Im Rahmen der Baden-Württembergischen Theatertage hatten die Teilnehmer des Jugendtheatercamps eine Performance einstudiert und setzten mit Kunst ein Zeichen
Eine neue Idee, ein Schulterschluss: Demokratisches Handeln beginnt schon im Kleinen. Und zwar überall dort, wo Mitbestimmung möglich und Haltung gefragt ist. Die Partnerschaft für Demokratie Ostalbkreis und das Theater der Stadt Aalen haben mit der Teilnahme an der bundesweiten Aktion „Es beginnt mit dir“ von „Demokratie leben!“ am Samstag in der Aalener Innenstadt für Aufsehen gesorgt.
Gerade in herausfordernden Zeiten, die von dem Krieg gegen die Ukraine und der Energiekrise geprägt sind, müssen demokratische Werte besonders geschützt werden. Alle sind hier gefragt, denn Demokratie ist eine gemeinsame Sache und beginnt mit jedem und jeder einzelnen. Darauf will «Es beginnt mit dir.», die aktuelle Kampagne des Bundesprogramms «Demokratie leben!», aufmerksam machen.
Vom Alten Rathaus zog man gemeinsam zum Platz vor der Stadtkirche. Mit dem Megafon wurden die Marktbesucher eingeladen, der Theatergruppe zu folgen. Viele nahmen die Einladung an. Die Jugendlichen waren im Rahmen der Baden-Württembergischen Theatertage nach Aalen gekommen, um an einem Jugendtheatercamp des Theaters der Stadt Aalen teilzunehmen. Indem sie ein Kunstprojekt gemeinsam vor Ort umsetzten, konnten sie ihre Kreativität unter Beweis stellen und durch den Gedanken- und Erfahrungsaustausch mit anderen dazulernen. Mit Musik, Tanz und Standbildern zogen sie rund 150 Zuschauer an. „Sag mir, was ist fair? Wenn jemand eine Wohnung nicht bekommt, weil er den falschen Nachnamen hat?“, fragten die Performer in die Zuschauerrunde. „Du weißt, dass ich keine Ahnung habe? Dafür müsstest du mir erst einmal zuhören“, lautete ein weiterer Vorwurf.

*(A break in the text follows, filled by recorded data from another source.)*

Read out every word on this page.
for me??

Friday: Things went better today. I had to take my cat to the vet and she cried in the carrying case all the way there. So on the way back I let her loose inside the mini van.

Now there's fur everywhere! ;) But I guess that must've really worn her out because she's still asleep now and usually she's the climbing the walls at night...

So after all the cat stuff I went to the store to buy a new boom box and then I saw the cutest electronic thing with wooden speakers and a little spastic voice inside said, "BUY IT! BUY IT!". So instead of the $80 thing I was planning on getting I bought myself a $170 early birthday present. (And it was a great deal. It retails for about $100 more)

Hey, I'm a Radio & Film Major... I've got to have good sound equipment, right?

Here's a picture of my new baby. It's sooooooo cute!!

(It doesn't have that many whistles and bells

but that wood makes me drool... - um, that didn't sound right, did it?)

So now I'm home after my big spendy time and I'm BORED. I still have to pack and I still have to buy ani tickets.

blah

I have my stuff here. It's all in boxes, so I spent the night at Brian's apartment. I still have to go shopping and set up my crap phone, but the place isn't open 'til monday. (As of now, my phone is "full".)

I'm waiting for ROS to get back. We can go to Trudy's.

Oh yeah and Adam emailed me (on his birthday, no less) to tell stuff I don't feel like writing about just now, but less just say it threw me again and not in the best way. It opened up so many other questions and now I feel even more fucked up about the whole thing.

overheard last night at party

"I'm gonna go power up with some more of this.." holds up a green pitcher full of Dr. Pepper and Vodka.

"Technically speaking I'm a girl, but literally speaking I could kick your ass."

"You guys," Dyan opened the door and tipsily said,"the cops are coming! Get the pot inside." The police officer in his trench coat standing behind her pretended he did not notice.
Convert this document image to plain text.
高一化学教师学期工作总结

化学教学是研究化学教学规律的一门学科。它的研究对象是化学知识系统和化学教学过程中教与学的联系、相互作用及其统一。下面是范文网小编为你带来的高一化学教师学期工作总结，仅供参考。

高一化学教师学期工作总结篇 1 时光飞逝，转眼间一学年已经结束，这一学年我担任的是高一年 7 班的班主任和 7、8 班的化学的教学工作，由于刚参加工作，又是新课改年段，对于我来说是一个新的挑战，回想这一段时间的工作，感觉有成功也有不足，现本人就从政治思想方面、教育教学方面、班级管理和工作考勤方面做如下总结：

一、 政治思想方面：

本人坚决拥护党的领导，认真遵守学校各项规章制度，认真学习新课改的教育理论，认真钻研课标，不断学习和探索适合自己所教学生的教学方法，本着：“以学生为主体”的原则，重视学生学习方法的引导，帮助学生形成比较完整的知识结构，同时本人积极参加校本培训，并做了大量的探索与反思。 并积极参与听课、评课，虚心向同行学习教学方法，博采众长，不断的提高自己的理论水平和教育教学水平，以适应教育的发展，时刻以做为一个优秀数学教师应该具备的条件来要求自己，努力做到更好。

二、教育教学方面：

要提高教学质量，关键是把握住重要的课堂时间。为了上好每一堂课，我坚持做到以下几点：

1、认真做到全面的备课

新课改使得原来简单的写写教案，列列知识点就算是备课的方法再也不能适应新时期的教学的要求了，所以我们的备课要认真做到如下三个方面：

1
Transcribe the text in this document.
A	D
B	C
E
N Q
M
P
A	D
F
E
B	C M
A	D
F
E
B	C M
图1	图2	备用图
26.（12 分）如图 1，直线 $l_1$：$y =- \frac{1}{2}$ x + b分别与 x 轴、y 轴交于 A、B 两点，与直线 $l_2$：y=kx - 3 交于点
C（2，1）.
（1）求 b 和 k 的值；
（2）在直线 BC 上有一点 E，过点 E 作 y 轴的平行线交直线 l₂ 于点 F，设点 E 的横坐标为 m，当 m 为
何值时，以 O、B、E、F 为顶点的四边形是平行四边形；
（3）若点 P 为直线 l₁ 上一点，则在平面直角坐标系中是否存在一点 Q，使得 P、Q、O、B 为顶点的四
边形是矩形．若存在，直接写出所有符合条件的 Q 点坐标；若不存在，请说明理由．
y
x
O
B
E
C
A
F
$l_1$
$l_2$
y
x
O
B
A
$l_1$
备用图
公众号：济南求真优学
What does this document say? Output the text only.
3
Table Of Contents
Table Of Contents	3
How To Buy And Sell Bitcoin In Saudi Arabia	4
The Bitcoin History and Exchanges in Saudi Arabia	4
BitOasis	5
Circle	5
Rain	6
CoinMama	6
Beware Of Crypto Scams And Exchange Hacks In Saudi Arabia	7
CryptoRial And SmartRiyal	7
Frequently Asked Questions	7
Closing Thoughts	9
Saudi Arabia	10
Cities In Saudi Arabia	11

Fragen wurden an die Zaungäste gerichtet. Demokratie sei schließlich nicht nur essenziell für das friedliche und vielfältige Zusammenleben unserer Gesellschaft, sondern auch eine richtig spannende Sache. Und so startete ein offenes Gespräch während der Marktzeit über die Demokratie. Die Zuschauer bekamen vor der Stadtkirche zwei Felder zur Wahl gestellt, in einem stand ein Ja im anderen ein Nein.
Wie leer gefegt war die Seite, auf der das große Kreide-Ja stand bei der Frage, ob man sich durch die Politiker im Bundestag gut repräsentiert fühle. Allerdings hatten die Nein-Sager auch Zweifel und der Einwand einer jungen Zuschauerin war überraschend und stark zugleich: „Ich glaube nicht, dass ich mich ausreichend politisch informiere, um das richtig beurteilen zu können.“ Dass sie sich auf das Feld mit dem Nein gestellt habe, sei auch etwas dem Gruppenzwang geschuldet. „Hast du das Gefühl, etwas verändern zu können?“, lautete die nächste Frage. Ganz allein werde das nichts, in einer Gruppe allerdings schon, so die Antwort aus dem Publikum. Von dort kam dann die Frage nach dem Maßstab bei der Chancengleichheit. Denn Akademikerkinder hätten es immer noch leichter als Arbeiterkinder im Leben voranzukommen. Auch wurde die Forderung laut, es allen Menschen zu ermöglichen, ein Theater zu besuchen. Ein Besuch einer Vorstellung sollte nicht davon abhängen, ob man den Preis für die Karte bezahlen könne. Gäste aus der Schweiz berichteten stolz über deren Art der direkten Demokratie. Man schätze dabei, dass man nicht nur für Personen stimmen könne, sondern auch für oder gegen Themen: „So fühle ich mich mehr gehört.“
Eins wurde durch die Aktion deutlich: Viele Bürgerinnen und Bürger wünschen sich mehr direkte Beteiligung. Um mit der Klimakrise fertig zu werden, so die Meinung von Winfried Tobias vom Theater der Stadt Aalen, brauche es mehr als eine repräsentative Demokratie. Seine Befürchtung sei, dass uns die Klimakrise in einer Art und Weise überholen werde, dass viele demokratische Regulatoren mit Notstandsgesetzen über den Haufen geworfen werden müssen. Am Ende des Happenings schrieben alle gemeinsam ihre Wünsche für die Zukunft mit Kreide auf das Kopfsteinpflaster.